Emma Rainey

Personal information
- Born: 1 October 1999 (age 26) Whanganui, New Zealand

Sport
- Sport: Field hockey
- Position: Midfield

Senior career
- Years: Team / Caps / Goals
- 2020–: Central Falcons / - / -

National team
- Years: Team / Caps / Goals
- 2018: New Zealand U–21 / 3 / (0)
- 2024–: New Zealand / 14 / (1)

Medal record
Women's field hockey
Representing New Zealand
FIH Nations Cup
| Gold medal – first place | 2024–25 Santiago |  |

= Emma Rainey =

New Zealand field hockey player (born 1999)

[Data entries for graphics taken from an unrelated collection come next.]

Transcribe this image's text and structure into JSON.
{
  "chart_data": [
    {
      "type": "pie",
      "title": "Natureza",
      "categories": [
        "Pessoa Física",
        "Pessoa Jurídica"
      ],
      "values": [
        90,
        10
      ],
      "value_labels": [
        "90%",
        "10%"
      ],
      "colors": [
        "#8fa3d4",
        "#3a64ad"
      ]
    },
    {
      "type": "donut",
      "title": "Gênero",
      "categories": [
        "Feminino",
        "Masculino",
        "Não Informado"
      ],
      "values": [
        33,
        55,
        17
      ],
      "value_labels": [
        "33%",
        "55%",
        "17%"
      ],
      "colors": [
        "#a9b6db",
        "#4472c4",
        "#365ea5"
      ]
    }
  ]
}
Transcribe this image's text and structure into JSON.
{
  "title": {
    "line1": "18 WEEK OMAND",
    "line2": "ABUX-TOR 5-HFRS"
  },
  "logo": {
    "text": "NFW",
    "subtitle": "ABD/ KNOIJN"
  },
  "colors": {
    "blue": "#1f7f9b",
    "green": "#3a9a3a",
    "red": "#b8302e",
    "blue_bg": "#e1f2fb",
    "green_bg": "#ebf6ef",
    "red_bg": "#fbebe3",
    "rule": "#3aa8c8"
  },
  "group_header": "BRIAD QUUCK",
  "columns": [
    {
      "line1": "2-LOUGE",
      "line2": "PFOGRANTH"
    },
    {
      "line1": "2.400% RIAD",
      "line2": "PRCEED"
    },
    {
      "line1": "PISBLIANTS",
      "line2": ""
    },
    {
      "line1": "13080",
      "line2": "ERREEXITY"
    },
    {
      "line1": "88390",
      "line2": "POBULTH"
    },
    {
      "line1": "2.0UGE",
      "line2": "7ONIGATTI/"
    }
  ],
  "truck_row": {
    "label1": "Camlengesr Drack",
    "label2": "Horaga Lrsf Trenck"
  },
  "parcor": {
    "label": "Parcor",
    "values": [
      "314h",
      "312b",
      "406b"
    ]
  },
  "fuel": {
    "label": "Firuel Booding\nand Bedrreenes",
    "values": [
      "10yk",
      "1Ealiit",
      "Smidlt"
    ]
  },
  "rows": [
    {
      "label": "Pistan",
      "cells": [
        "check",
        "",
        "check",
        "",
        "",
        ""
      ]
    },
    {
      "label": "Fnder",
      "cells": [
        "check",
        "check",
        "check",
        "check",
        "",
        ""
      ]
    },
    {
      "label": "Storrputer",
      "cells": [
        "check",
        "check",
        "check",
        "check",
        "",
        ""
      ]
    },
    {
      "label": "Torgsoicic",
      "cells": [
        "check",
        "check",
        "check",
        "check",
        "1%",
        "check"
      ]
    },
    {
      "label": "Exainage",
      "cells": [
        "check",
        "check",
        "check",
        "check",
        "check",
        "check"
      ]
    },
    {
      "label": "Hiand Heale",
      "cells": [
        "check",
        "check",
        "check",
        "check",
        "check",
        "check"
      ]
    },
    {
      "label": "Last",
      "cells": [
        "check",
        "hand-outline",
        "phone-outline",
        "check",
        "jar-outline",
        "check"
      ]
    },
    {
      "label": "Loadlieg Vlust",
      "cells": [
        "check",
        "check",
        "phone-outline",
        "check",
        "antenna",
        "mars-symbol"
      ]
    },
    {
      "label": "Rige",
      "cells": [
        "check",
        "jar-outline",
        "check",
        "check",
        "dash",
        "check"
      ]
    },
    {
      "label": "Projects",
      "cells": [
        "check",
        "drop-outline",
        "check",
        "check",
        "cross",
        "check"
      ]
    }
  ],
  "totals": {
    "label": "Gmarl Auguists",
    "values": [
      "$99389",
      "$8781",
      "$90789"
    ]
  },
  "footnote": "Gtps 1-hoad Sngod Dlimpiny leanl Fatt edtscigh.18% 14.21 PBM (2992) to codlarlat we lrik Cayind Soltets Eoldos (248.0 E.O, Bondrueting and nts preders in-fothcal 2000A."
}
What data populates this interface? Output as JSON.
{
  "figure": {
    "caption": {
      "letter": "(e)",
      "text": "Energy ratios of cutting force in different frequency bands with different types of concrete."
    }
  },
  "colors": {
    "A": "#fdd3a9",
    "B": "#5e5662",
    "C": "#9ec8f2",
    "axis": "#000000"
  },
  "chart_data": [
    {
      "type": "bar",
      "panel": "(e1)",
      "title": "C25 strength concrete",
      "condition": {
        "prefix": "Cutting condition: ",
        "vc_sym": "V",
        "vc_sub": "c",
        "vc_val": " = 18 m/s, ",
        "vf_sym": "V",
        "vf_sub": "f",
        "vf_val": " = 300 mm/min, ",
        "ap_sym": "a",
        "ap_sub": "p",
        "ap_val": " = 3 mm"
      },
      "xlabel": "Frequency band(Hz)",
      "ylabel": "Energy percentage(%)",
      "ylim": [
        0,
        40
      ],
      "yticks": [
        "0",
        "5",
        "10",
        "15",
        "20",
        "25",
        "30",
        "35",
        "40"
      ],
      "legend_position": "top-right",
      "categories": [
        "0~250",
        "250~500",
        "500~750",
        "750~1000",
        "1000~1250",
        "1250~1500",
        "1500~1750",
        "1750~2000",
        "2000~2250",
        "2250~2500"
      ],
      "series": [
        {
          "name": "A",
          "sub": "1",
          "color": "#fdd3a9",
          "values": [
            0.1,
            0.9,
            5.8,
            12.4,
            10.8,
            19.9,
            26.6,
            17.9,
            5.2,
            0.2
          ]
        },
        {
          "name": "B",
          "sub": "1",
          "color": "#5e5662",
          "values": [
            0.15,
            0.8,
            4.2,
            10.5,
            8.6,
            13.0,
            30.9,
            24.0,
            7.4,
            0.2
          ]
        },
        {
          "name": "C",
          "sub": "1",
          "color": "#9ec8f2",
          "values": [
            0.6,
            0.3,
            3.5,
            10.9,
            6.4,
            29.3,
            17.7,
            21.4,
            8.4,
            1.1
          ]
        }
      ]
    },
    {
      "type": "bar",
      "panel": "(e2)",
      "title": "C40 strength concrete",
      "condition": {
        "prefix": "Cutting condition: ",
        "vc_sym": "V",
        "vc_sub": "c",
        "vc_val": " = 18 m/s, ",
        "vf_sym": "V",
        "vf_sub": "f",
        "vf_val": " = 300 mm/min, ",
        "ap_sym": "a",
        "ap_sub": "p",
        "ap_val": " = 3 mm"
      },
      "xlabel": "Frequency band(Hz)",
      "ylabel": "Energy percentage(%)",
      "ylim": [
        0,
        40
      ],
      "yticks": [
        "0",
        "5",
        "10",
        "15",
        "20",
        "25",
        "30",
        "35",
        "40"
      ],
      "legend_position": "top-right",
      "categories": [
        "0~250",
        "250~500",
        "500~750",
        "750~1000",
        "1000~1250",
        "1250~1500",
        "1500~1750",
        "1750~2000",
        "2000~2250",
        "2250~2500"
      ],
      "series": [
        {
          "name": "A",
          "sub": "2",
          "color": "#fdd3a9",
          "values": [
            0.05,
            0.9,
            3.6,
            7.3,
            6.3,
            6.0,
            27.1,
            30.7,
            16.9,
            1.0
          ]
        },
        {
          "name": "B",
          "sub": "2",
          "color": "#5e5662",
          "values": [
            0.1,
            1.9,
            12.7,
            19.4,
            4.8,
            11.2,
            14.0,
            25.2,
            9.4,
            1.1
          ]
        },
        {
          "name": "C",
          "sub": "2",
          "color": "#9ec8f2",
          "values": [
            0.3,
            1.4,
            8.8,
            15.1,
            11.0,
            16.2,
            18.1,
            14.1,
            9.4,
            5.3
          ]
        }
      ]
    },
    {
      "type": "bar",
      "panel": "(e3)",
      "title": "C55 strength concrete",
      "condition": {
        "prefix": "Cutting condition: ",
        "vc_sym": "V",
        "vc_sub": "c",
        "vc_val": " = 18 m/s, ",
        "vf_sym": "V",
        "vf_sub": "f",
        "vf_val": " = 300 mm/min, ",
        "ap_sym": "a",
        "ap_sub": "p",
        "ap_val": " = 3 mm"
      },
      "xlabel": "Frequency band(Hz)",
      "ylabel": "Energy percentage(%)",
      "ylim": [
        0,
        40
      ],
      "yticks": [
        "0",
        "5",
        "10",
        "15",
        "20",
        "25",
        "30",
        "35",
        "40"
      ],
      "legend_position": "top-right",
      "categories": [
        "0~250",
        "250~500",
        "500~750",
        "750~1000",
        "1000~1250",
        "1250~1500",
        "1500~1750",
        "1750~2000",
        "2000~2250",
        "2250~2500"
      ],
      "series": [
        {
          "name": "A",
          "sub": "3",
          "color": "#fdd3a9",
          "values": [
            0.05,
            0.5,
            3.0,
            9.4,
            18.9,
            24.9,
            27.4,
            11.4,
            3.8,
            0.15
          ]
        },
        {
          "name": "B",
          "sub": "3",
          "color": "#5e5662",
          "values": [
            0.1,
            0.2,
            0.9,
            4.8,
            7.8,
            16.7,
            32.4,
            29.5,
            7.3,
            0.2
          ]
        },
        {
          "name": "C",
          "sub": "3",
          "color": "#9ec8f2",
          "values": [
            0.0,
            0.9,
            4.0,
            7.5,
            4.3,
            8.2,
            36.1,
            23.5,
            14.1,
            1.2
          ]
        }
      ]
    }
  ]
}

Emma Rainey (born 1 October 1999) is a New Zealand field hockey player.

==Early life==
Rainey was born and raised in Whanganui, a town on New Zealand's North Island.

==Career==
===National league===
In the Premier Hockey League, Rainey plays for the Central Falcons. She has also previously represented Auckland and Canterbury in the Ford National Hockey Championship.

===Black Sticks===
Rainey made her senior international debut for the Black Sticks in 2024. She made her first appearances during a test series against Japan in Auckland. Later in the year she made her first appearance at a major tournament, competing with the squad at the 2023–24 FIH Nations Cup in Terrassa.

She has been named in an extended 2025 national squad.